Current analytic approaches for querying large collections of chromatin immunoprecipitation followed by sequencing (ChIP-seq) data from multiple cell types rely on individual analysis of each data set (i.e., peak calling) independently. This approach discards the fact that functional elements are frequently shared among related cell types and leads to overestimation of the extent of divergence between different ChIP-seq samples. Methods geared toward multisample investigations have limited applicability in settings that aim to integrate 100s to 1000s of ChIP-seq data sets for query loci (e.g., thousands of genomic loci with a specific binding site). Recently, Zuo et al. developed a hierarchical framework for state-space matrix inference and clustering, named MBASIC, to enable joint analysis of user-specified loci across multiple ChIP-seq data sets. Although this versatile framework estimates both the underlying state-space (e.g., bound vs. unbound) and also groups loci with similar patterns together, its Expectation-Maximization-based estimation structure hinders its applicability with large number of loci and samples. We address this limitation by developing MAP-based asymptotic derivations from Bayes (MAD-Bayes) framework for MBASIC. This results in a K-means-like optimization algorithm that converges rapidly and hence enables exploring multiple initialization schemes and flexibility in tuning. Comparison with MBASIC indicates that this speed comes at a relatively insignificant loss in estimation accuracy. Although MAD-Bayes MBASIC is specifically designed for the analysis of user-specified loci, it is able to capture overall patterns of histone marks from multiple ChIP-seq data sets similar to those identified by genome-wide segmentation methods such as ChromHMM and Spectacle.

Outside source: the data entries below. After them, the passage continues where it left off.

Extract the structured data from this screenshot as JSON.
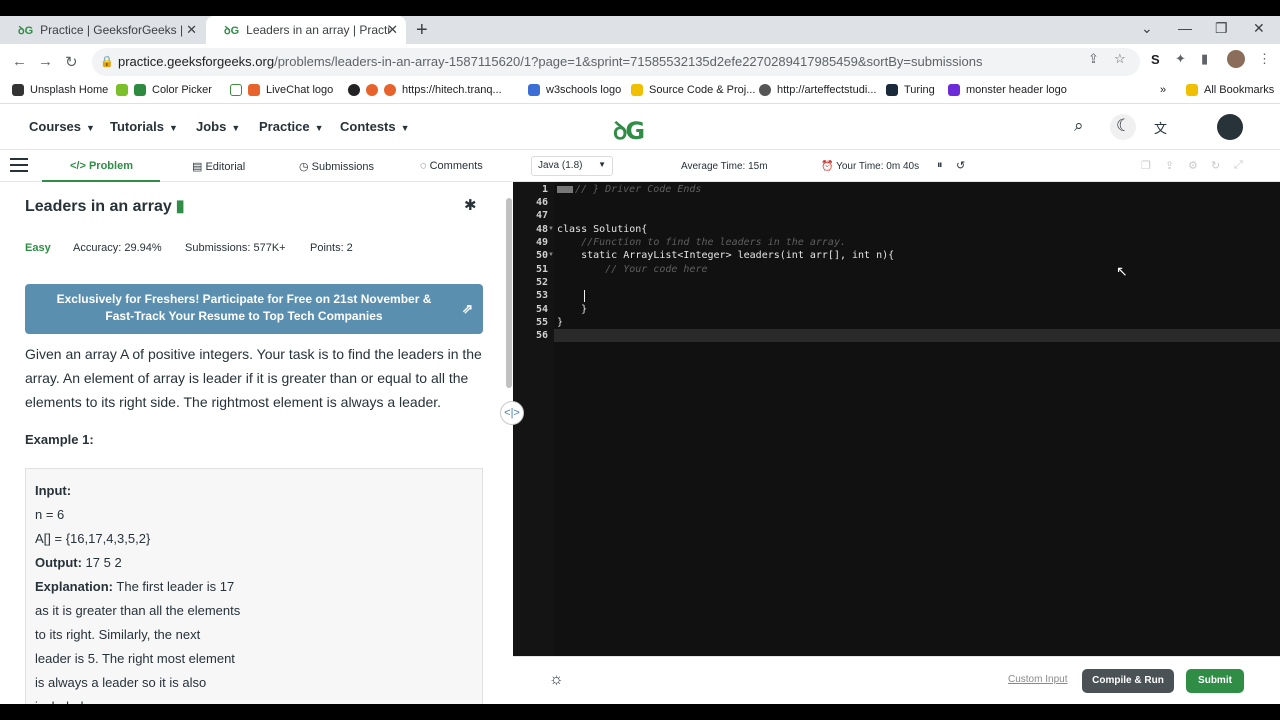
{
  "browser": {
    "tabs": [
      {
        "title": "Practice | GeeksforGeeks | A com",
        "active": false
      },
      {
        "title": "Leaders in an array | Practice | G",
        "active": true
      }
    ],
    "url_host": "practice.geeksforgeeks.org",
    "url_path": "/problems/leaders-in-an-array-1587115620/1?page=1&sprint=71585532135d2efe2270289417985459&sortBy=submissions",
    "extension_label": "S",
    "bookmarks": [
      "Unsplash Home",
      "Color Picker",
      "LiveChat logo",
      "https://hitech.tranq...",
      "w3schools logo",
      "Source Code & Proj...",
      "http://arteffectstudi...",
      "Turing",
      "monster header logo"
    ],
    "all_bookmarks": "All Bookmarks",
    "more_bookmarks": "»"
  },
  "site": {
    "nav": [
      "Courses",
      "Tutorials",
      "Jobs",
      "Practice",
      "Contests"
    ],
    "logo": "GG"
  },
  "problem": {
    "tabs": [
      "Problem",
      "Editorial",
      "Submissions",
      "Comments"
    ],
    "active_tab": "Problem",
    "title": "Leaders in an array",
    "difficulty": "Easy",
    "accuracy": "Accuracy: 29.94%",
    "submissions": "Submissions: 577K+",
    "points": "Points: 2",
    "banner": "Exclusively for Freshers! Participate for Free on 21st November & Fast-Track Your Resume to Top Tech Companies",
    "description": "Given an array A of positive integers. Your task is to find the leaders in the array. An element of array is leader if it is greater than or equal to all the elements to its right side. The rightmost element is always a leader.",
    "example_heading": "Example 1:",
    "example": {
      "input_label": "Input:",
      "n_line": "n = 6",
      "a_line": "A[] = {16,17,4,3,5,2}",
      "output_label": "Output:",
      "output_value": "17 5 2",
      "explanation_label": "Explanation:",
      "explanation_lines": [
        "The first leader is 17",
        "as it is greater than all the elements",
        "to its right.  Similarly, the next",
        "leader is 5. The right most element",
        "is always a leader so it is also",
        "included."
      ]
    }
  },
  "editor": {
    "language": "Java (1.8)",
    "average_time": "Average Time: 15m",
    "your_time": "Your Time: 0m 40s",
    "line_numbers": [
      "1",
      "46",
      "47",
      "48",
      "49",
      "50",
      "51",
      "52",
      "53",
      "54",
      "55",
      "56"
    ],
    "code_lines": [
      "// } Driver Code Ends",
      "",
      "",
      "class Solution{",
      "    //Function to find the leaders in the array.",
      "    static ArrayList<Integer> leaders(int arr[], int n){",
      "        // Your code here",
      "",
      "",
      "    }",
      "}",
      ""
    ],
    "custom_input": "Custom Input",
    "compile_run": "Compile & Run",
    "submit": "Submit"
  }
}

当前用于查询来自多种细胞类型的大量染色质免疫沉淀测序(ChIP-seq)数据的分析方法依赖于对每个数据集进行独立分析(即峰检测)。这种方法忽略了功能元件在相关细胞类型中经常共享这一事实,并导致对不同ChIP-seq样本之间差异程度的高估。针对多样本研究的方法在旨在整合数百到数千个查询位点的ChIP-seq数据集(例如,具有特定结合位点的数千个基因组位点)的情况下适用性有限。最近,左等人开发了一种用于状态空间矩阵推断和聚类的分层框架,名为MBASIC,以实现对多个ChIP-seq数据集的用户指定位点进行联合分析。尽管这个通用框架既估计潜在的状态空间(例如,结合与未结合),又将具有相似模式的位点分组在一起,但其基于期望最大化的估计结构阻碍了它在大量位点和样本中的适用性。我们通过为MBASIC开发基于贝叶斯的最大后验概率渐近推导(MAD-Bayes)框架来解决这一限制。这产生了一种类似K均值的优化算法,该算法收敛迅速,因此能够探索多种初始化方案并在调整方面具有灵活性。与MBASIC的比较表明,这种速度是以估计精度的相对较小损失为代价的。尽管MAD-Bayes MBASIC是专门为分析用户指定位点而设计的,但它能够从多个ChIP-seq数据集中捕获组蛋白标记的总体模式,类似于通过全基因组分割方法(如ChromHMM和Spectacle)所识别的模式。